- Born: India
- Occupations: Physiologist, educator, social worker
- Awards: Member of the Order of Australia (2015) Pravasi Bharatiya Samman (2019)

= Nihal Singh Agar =

Indian physiologist, educator and community leader

Nihal Singh Agar is an Indian-born Australian educator and community leader.

He is a former professor of physiology at the University of New England (UNE) and has held leadership roles in several Hindu community organizations in Australia, including the Hindu Council of Australia and the Vishwa Hindu Parishad.

== Early life and academic career ==
Agar was raised in India and graduated from Mathura Veterinary College. In 1967, he relocated to Australia to conduct post-doctoral research in physiology at the UNE in Armidale.

Agar's academic career spanned over three decades. He served as Professor and Head of the Department of Physiology at UNE until his retirement in 2000. He was later appointed an honorary associate at the University of Sydney.

== Community leadership ==
In 1989, he became the founding president of the Vishwa Hindu Parishad of Australia, a position he held until 2005. He has also served as the Chairman and President of the Hindu Council of Australia.

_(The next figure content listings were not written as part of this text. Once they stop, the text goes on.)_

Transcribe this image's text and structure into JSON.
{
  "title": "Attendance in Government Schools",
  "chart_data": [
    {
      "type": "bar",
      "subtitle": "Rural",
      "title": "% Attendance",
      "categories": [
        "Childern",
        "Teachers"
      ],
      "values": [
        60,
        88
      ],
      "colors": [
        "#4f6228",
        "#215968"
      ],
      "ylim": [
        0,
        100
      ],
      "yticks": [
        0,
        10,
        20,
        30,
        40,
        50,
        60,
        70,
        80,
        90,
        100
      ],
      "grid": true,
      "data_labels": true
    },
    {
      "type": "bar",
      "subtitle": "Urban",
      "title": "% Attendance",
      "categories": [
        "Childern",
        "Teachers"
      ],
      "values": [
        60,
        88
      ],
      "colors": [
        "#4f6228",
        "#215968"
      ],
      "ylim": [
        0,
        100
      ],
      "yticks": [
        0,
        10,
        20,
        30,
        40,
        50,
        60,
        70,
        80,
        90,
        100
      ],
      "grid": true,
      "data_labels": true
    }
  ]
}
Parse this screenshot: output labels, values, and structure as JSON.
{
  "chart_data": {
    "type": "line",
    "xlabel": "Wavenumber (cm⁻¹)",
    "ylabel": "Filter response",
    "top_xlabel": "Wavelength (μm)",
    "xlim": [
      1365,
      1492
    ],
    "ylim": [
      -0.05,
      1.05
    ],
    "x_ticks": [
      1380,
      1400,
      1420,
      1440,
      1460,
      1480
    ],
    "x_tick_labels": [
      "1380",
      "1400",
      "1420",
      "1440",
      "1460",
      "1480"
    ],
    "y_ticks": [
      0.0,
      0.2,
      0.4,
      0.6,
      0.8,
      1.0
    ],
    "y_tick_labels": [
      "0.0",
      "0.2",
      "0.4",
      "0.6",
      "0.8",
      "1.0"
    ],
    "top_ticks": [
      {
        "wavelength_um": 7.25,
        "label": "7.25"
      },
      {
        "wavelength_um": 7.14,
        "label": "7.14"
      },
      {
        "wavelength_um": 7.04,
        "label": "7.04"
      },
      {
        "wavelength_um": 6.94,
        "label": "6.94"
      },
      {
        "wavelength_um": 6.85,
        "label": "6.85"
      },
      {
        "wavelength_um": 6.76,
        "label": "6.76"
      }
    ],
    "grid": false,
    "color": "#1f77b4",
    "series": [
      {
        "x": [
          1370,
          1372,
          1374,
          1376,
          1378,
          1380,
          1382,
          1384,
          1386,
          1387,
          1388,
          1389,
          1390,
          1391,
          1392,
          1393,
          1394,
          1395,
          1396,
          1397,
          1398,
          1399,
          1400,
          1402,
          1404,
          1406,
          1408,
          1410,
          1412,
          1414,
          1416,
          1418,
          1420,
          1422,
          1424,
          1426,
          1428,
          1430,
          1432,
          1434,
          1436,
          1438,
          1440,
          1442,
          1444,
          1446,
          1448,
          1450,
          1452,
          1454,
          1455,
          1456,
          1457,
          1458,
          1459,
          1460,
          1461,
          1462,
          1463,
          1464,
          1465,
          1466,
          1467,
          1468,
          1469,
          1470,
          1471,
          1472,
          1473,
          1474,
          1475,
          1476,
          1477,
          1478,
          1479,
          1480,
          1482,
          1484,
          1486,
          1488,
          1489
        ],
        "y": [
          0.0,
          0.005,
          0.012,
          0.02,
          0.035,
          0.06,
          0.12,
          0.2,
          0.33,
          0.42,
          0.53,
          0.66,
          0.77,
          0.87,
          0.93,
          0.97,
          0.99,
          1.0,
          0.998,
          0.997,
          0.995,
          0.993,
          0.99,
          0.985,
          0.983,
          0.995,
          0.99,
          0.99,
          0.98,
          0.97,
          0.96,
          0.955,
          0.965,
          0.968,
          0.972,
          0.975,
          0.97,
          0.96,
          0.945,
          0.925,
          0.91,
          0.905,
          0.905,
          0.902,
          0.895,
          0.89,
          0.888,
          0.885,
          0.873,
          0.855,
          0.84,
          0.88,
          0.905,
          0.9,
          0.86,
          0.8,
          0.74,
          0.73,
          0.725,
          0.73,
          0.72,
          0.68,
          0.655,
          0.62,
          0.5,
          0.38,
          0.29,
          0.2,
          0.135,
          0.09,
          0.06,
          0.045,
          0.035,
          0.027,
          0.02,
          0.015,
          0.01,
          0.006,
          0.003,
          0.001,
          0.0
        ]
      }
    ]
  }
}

During his tenure with the Hindu Council, he was involved in the development of the annual Deepavali Mela in Sydney. In 2014, he chaired the Indian Australian Community Foundation, which coordinated the reception for Indian Prime Minister Narendra Modi at the Sydney Olympic Park.

== Philanthropy ==
In 2007, Agar established the Australian chapter of the Ekal Foundation. The organization supports the "One Teacher School" model, which provides primary education and vocational training in rural and tribal regions of India.